John Asher Johnson, Marcy’s former graduate student, waited until he was safely tenured before speaking publicly about the behavior he witnessed from Marcy. Johnson writes, “Yes, I have greatly benefited from Geoff's letters over the years. But his publication record shows that he has benefitted from my scientific productivity. In 2013 I figured we were square, and I effectively ended our 13-year collaboration.”

It is noteworthy that those who speak out about a bad actor in a scientific community often feel like they cannot stay in that community. Given the typical experience of other whistleblowers, they’re probably not wrong. Even those who are committed to staying within the community may be labeled anti-social by colleagues unhappy that they have upset seemingly peaceful social and professional relations.

The irony here is that strong negative reactions to the people identifying bad behavior make it that much harder for the community to deal with bad behavior and make conditions better for its members and their shared scientific projects. But the Geoff Marcy case offers a glimmer of hope.

4. Professional communities can recognize their own shared interests and choose to deal with bad actors to protect those interests.

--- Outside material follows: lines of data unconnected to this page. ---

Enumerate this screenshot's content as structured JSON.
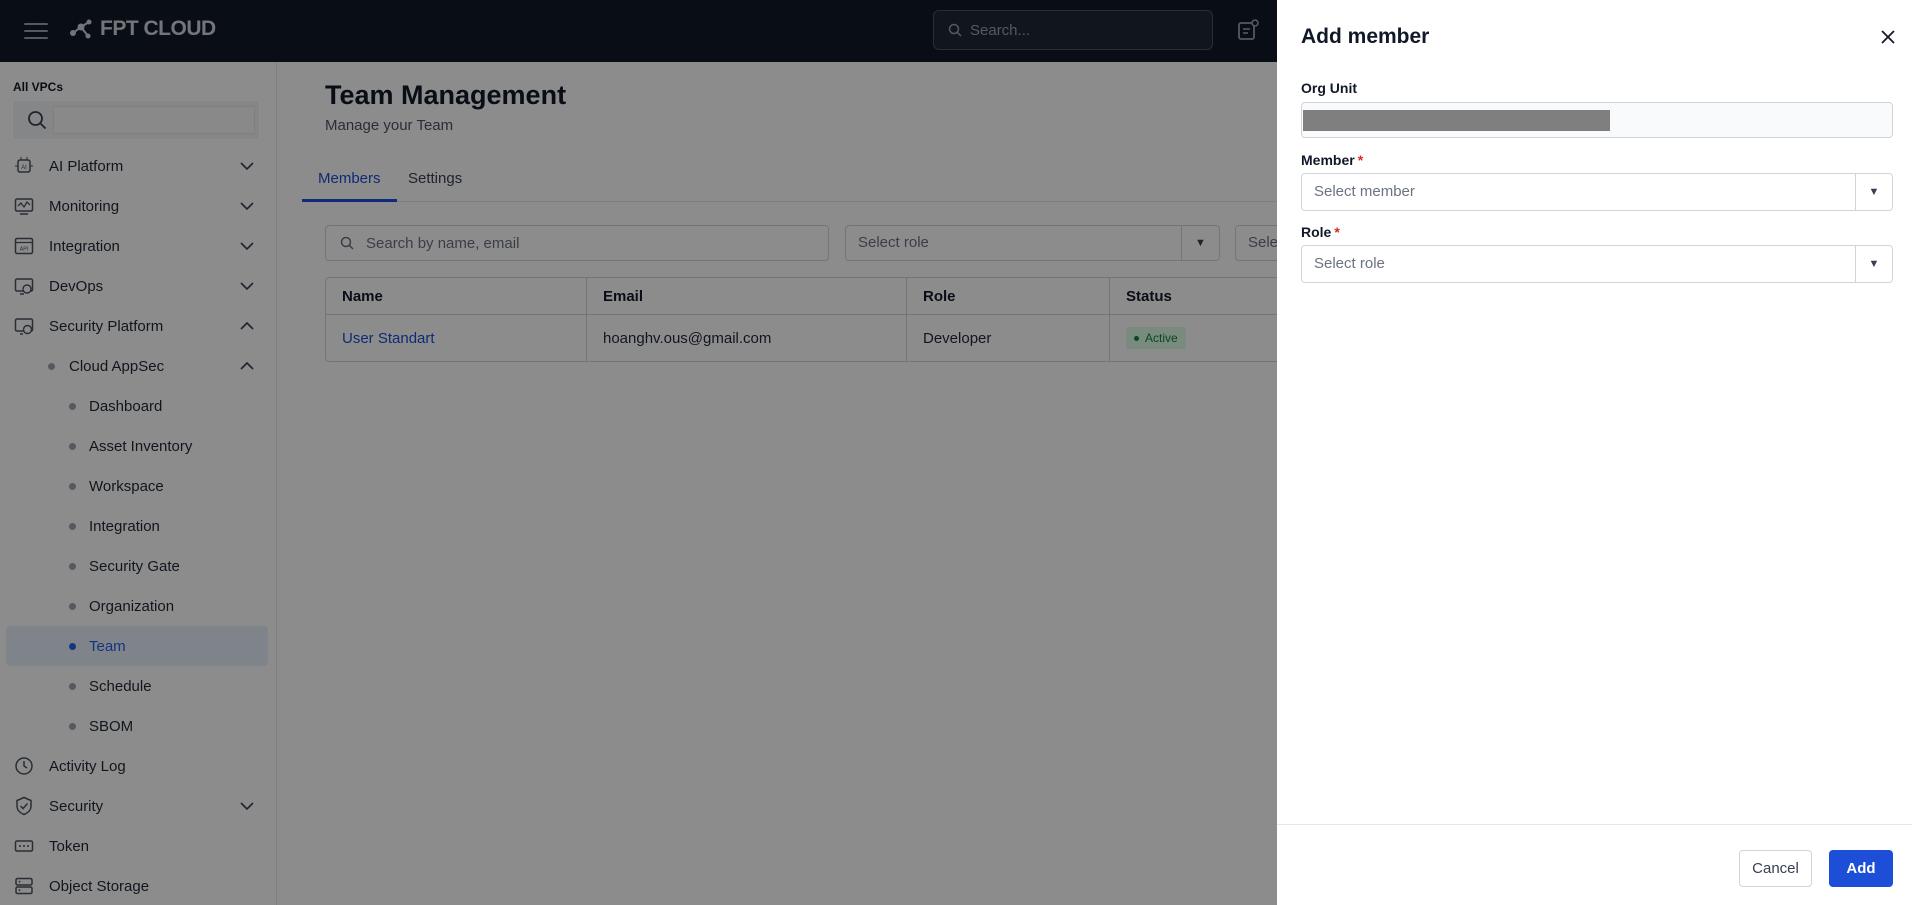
{
  "topbar": {
    "brand": "FPT CLOUD",
    "search_placeholder": "Search..."
  },
  "sidebar": {
    "vpc_label": "All VPCs",
    "items": [
      {
        "label": "AI Platform",
        "icon": "ai-chip-icon",
        "expanded": false
      },
      {
        "label": "Monitoring",
        "icon": "monitoring-icon",
        "expanded": false
      },
      {
        "label": "Integration",
        "icon": "api-icon",
        "expanded": false
      },
      {
        "label": "DevOps",
        "icon": "devops-icon",
        "expanded": false
      },
      {
        "label": "Security Platform",
        "icon": "security-platform-icon",
        "expanded": true
      },
      {
        "label": "Activity Log",
        "icon": "clock-icon"
      },
      {
        "label": "Security",
        "icon": "shield-icon",
        "expanded": false
      },
      {
        "label": "Token",
        "icon": "token-icon"
      },
      {
        "label": "Object Storage",
        "icon": "storage-icon"
      }
    ],
    "cloud_appsec": "Cloud AppSec",
    "sub_items": [
      "Dashboard",
      "Asset Inventory",
      "Workspace",
      "Integration",
      "Security Gate",
      "Organization",
      "Team",
      "Schedule",
      "SBOM"
    ],
    "active_item": "Team"
  },
  "main": {
    "title": "Team Management",
    "subtitle": "Manage your Team",
    "tabs": [
      "Members",
      "Settings"
    ],
    "active_tab": "Members",
    "search_placeholder": "Search by name, email",
    "role_filter_placeholder": "Select role",
    "status_filter_placeholder": "Sele",
    "table": {
      "columns": [
        "Name",
        "Email",
        "Role",
        "Status"
      ],
      "rows": [
        {
          "name": "User Standart",
          "email": "hoanghv.ous@gmail.com",
          "role": "Developer",
          "status": "Active"
        }
      ]
    }
  },
  "drawer": {
    "title": "Add member",
    "org_unit_label": "Org Unit",
    "member_label": "Member",
    "member_placeholder": "Select member",
    "role_label": "Role",
    "role_placeholder": "Select role",
    "required_mark": "*",
    "cancel_label": "Cancel",
    "add_label": "Add"
  },
  "colors": {
    "accent": "#1d4ed8",
    "topbar": "#111827",
    "status_active_bg": "#dcfce7",
    "status_active_text": "#15803d",
    "required": "#dc2626"
  }
}
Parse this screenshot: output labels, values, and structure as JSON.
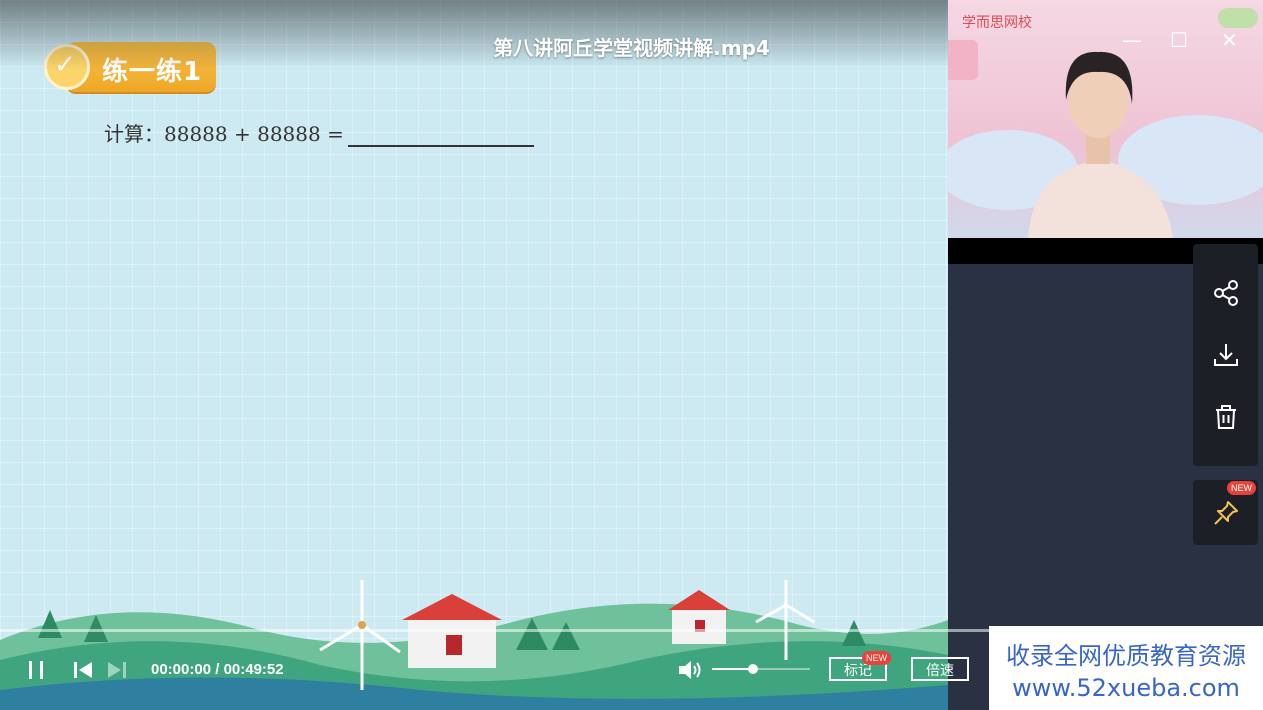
{
  "window": {
    "title": "第八讲阿丘学堂视频讲解.mp4",
    "minimize_glyph": "—",
    "maximize_glyph": "☐",
    "close_glyph": "✕"
  },
  "slide": {
    "badge_label": "练一练1",
    "question_prefix": "计算：",
    "question_expr": "88888 + 88888 ="
  },
  "camera": {
    "brand": "学而思网校"
  },
  "player": {
    "current_time": "00:00:00",
    "separator": " / ",
    "total_time": "00:49:52",
    "progress_fraction": 0.0,
    "volume_fraction": 0.42,
    "mark_label": "标记",
    "mark_new": "NEW",
    "speed_label": "倍速"
  },
  "side_panel": {
    "icons": [
      "share-icon",
      "download-icon",
      "trash-icon"
    ],
    "pin_new": "NEW"
  },
  "watermark": {
    "line1": "收录全网优质教育资源",
    "line2": "www.52xueba.com"
  }
}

A scientific community is distinct from institutions like universities, even if university departments are sites where pockets of that scientific community exist. Because they have a different set of goals, challenges, and constraints, scientific communities may get a clearer view of how their interests are intertwined with those of their members. In particular, where a university may view its permanent faculty as fuller members of the organization than students who are just passing through, a scientific community can recognize that current students represent the future practitioners of the discipline.

This means that a scientific community may decide that regardless of what official sanctions a bad actor’s university chooses to impose (or not), the community is within its rights to consider taking other steps against the bad actor for the good of the community. As BuzzFeed reports:

David Charbonneau, a professor of astronomy at Harvard University, said the matter has broad implications.

“Geoff Marcy is undeniably the most prominent exoplanet researcher in the U.S.,” he said, referring to the study of planets beyond our solar system. “The stakes here couldn’t be higher. We are working so hard to have gender parity in this field, and when the most prominent person is a routine harasser, it threatens a major objective nationally.”

With the biggest exoplanet conference of the year coming up at the end of next month, Charbonneau told BuzzFeed News, he called Marcy on Wednesday. Charbonneau says he told Marcy that, given the concerns that some attendees would have following the investigation, Marcy shouldn’t go. Charbonneau said Marcy agreed not to attend and also stepped down from the meeting’s scientific organizing committee.

Why should the community of astronomy go beyond UC Berkeley’s sanction of laying out clear expectations that Marcy will not violate their sexual harassment policy again? First, because leaving harassment unaddressed (and a harasser in a position of power) would undercut a clear goal within the discipline, achieving gender parity. If it’s in the interests of the community to achieve gender parity, it is in the interests of the community to bench harassers so that women can access full participation in professional meetings. More broadly, because prioritizing the protection of famous senior members of the community amounts to sacrificing the community’s scientific young — and doing so after the investment of significant resources in their training. This is not simply an unjust course of action but one that threatens the future of the scientific discipline.

It looks like embers of the community of astronomers recognize the stakes here. They seem ready to assert that the interests of the harassed, not of the harasser, are the ones their scientific community must protect. If this commitment is durable, it may just disrupt the cycle of harassment.